Nacido en Juazeiro, estado de Bahía, de joven emigró a Río de Janeiro, donde junto a Tom Jobim y Vinicius de Moraes crearon aquel nuevo estilo de música que fusiona samba y jazz. Lo bautizaron nueva ola. El cantante y guitarrista concluyó en 1957 el trío de discos con los que la bossa nova se presentó al mundo, Chega de saudade (1959), O amor, o sorriso e a flor (1960), y João Gilberto (1961).

João Gilberto, el hombre que revolucionó la música brasileña con la invención de la bossa nova
João Gilberto, el hombre que revolucionó la música brasileña con la invención de la bossa nova
(Foto: Especial)

De acuerdo con EL PAÍS, Gilberto llevaba muchos años apartado de los focos, carcomido por las deudas, con problemas familiares.
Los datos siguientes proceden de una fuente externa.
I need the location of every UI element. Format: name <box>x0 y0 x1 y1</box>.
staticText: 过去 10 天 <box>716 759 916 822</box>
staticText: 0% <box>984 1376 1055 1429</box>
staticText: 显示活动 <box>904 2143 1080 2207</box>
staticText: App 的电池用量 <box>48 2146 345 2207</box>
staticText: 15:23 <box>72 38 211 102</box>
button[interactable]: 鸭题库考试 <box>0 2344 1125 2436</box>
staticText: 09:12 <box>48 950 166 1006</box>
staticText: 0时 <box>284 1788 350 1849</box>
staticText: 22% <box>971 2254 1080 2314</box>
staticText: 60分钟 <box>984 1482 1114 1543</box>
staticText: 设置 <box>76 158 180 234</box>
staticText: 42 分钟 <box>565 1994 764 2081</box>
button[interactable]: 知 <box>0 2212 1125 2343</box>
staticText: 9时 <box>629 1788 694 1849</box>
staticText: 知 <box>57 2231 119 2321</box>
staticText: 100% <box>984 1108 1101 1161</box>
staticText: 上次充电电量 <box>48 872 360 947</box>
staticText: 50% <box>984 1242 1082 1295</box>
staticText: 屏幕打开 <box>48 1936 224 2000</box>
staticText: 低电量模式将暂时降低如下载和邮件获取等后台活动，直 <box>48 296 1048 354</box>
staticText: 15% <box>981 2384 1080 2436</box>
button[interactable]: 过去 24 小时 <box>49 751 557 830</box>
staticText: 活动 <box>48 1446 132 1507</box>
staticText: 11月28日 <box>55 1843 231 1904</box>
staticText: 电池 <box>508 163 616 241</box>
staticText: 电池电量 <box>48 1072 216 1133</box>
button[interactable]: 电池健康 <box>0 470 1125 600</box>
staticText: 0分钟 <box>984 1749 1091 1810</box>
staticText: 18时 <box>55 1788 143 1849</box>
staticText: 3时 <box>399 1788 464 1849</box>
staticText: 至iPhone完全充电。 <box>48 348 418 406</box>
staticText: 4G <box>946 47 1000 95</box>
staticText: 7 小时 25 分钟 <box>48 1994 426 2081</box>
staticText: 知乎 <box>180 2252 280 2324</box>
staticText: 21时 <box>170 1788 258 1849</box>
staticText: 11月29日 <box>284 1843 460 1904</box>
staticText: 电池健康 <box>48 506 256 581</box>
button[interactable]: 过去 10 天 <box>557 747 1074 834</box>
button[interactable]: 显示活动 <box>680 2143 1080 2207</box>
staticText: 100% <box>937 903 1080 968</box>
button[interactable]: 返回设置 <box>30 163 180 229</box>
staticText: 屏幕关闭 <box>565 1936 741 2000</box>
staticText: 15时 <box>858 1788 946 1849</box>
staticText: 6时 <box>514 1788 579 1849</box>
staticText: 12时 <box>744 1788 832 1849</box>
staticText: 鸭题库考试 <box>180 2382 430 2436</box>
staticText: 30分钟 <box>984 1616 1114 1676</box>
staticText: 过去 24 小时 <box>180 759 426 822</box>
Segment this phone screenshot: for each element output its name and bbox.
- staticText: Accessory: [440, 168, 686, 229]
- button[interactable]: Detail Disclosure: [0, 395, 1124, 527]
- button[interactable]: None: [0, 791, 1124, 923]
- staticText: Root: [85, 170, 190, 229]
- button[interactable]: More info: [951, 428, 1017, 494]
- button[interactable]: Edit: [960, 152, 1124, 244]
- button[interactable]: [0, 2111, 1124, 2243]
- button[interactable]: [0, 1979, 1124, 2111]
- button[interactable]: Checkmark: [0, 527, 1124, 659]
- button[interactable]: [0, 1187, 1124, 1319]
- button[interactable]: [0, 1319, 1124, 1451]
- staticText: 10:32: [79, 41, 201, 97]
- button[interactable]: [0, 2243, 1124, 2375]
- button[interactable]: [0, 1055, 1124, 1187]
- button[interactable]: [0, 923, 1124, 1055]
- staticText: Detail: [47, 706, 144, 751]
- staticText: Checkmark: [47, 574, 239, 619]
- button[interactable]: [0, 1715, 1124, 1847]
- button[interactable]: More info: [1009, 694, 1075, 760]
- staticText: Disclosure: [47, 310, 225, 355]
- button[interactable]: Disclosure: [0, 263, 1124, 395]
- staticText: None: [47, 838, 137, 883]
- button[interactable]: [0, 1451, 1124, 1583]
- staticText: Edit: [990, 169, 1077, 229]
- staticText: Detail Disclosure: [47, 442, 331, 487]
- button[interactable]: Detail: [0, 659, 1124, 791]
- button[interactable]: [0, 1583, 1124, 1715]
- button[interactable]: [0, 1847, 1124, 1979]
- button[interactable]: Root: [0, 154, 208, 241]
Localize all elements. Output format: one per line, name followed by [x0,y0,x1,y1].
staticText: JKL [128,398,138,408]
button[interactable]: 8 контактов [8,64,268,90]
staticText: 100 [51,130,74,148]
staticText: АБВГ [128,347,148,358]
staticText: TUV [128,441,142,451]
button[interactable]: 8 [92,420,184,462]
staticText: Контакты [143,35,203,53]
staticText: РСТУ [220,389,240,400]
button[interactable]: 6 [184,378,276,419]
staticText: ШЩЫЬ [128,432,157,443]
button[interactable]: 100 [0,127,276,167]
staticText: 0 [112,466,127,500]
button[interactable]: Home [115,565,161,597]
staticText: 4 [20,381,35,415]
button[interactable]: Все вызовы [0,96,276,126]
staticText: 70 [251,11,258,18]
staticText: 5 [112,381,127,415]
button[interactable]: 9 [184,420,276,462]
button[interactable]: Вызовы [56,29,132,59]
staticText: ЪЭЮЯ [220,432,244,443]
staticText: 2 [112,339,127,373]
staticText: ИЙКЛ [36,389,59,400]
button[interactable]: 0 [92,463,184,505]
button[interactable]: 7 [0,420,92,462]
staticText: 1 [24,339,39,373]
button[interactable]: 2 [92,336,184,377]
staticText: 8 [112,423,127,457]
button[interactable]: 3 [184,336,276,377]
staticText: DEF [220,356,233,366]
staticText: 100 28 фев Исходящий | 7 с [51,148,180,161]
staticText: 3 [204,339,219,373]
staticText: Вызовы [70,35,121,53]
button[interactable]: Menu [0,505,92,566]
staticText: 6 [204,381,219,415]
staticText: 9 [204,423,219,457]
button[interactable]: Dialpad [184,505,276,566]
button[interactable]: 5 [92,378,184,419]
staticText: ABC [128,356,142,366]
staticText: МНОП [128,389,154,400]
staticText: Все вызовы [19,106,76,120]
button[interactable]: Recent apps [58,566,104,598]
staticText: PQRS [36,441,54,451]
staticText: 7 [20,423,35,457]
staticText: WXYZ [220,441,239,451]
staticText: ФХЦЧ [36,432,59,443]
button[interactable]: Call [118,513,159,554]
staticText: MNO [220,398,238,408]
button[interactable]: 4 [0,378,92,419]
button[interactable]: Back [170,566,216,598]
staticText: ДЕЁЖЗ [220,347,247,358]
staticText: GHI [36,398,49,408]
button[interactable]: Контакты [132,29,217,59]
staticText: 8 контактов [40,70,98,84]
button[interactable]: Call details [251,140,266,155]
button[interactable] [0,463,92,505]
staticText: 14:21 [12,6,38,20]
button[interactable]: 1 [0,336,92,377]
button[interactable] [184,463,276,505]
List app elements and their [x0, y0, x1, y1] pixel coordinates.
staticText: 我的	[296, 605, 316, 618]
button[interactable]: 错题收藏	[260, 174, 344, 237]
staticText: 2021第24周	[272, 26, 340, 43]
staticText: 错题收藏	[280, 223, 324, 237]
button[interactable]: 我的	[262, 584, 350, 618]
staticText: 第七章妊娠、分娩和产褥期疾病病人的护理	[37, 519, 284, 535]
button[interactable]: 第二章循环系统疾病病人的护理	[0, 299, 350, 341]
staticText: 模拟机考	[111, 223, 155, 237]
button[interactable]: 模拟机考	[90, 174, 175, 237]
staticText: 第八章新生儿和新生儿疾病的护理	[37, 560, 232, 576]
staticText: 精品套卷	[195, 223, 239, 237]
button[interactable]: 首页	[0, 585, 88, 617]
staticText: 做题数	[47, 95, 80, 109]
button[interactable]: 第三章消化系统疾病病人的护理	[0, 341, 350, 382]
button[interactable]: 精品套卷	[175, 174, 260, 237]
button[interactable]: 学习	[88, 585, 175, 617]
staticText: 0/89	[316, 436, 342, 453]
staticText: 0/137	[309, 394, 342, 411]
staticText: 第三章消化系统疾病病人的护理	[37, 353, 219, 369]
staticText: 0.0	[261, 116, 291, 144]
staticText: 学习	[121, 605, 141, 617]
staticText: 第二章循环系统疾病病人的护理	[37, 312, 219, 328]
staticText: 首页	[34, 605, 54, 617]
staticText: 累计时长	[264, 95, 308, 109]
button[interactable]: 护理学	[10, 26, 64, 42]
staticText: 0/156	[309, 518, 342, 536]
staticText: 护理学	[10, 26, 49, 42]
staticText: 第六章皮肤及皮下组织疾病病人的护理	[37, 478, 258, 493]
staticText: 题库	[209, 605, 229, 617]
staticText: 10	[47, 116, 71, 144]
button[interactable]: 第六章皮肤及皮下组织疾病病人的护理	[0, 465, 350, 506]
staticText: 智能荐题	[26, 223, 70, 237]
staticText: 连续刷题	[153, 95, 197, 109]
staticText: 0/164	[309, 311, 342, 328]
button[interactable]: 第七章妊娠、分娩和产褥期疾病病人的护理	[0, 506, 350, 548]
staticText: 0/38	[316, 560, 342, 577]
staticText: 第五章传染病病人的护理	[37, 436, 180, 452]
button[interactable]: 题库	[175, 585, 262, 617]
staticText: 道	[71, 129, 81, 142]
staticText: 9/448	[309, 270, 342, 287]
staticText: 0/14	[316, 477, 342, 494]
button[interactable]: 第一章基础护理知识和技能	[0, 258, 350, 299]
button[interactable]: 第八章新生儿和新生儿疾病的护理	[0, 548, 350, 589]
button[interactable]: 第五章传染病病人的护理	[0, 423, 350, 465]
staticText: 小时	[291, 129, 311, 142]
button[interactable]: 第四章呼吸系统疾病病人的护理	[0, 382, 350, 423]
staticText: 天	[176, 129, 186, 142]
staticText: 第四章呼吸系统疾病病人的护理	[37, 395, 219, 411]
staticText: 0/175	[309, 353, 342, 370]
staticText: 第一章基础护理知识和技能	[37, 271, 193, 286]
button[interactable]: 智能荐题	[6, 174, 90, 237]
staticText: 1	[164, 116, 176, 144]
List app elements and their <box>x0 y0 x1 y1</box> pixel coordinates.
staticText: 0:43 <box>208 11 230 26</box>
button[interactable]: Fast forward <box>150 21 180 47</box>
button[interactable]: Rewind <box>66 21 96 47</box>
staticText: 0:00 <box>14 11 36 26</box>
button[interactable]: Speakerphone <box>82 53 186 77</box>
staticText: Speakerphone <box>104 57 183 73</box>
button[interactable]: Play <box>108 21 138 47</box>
El pasado marzo ganó un pleito por los derechos de autor de sus primeros discos por el que según una juez le debían pagar 40 millones de euros en royalties atrasados. No recibía a nadie en su casa, excepto a algunos miembros de su familia, no daba entrevistas ni actuaba en escenarios. En 2017, su hija, la también cantante Bebel Gilberto, comenzó a mover un proceso para privar a su padre de derechos civiles. El motivo era su precaria situación financiera: incluso fue desalojado del apartamento donde vivía en Río de Janeiro.

Con su interpretación de Chega de Saudade, compuesta por Jobim y Mraoes, dio inicio a una revolución que sacudiría la música brasileña y mundial. Sin aquel disco, Caetano Veloso, Gilberto Gi, Chico Buarque y muchos otros no existirían. Gilberto fue siempre un perfeccionista y un sufridor nato: “Mi imagen de João Gilberto es la de un quijote que lucha por afinar un universo inevitablemente desafinado”, afirmó Zuza Man de Mello, cronista musical y amigo personal del cantante.

Gilberto comenzó de muy joven a cantar música que escuchaba por la radio en la plaza de su pueblo antes de mudarse a Salvador de Bahía con intención de vivir de su pasión, según relata el diario carioca O Globo. Más tarde se instalaría en Río de Janeiro como cantante de un grupo llamados Garotos da Lua (Chicos de la luna). Aquello no funcionó y abandonó la ciudad, entonces la capital de Brasil, en busca de nuevos rumbos donde triunfar. Durante seis meses que pasó en casa de una de sus hermanas en Diamantina (Minas Gerais) salió poco a la calle, fue parco en palabras pero pasó las noches probando nuevos ritmos con la guitarra. Ritmos que acabaron siendo revolucionarios.

Tenía 26 años cuando regresó a Río de Janeiro en 1957 para, como afirmó Tom Jobim, influir a “toda una generación de arreglistas, guitarristas, músicos y cantantes”.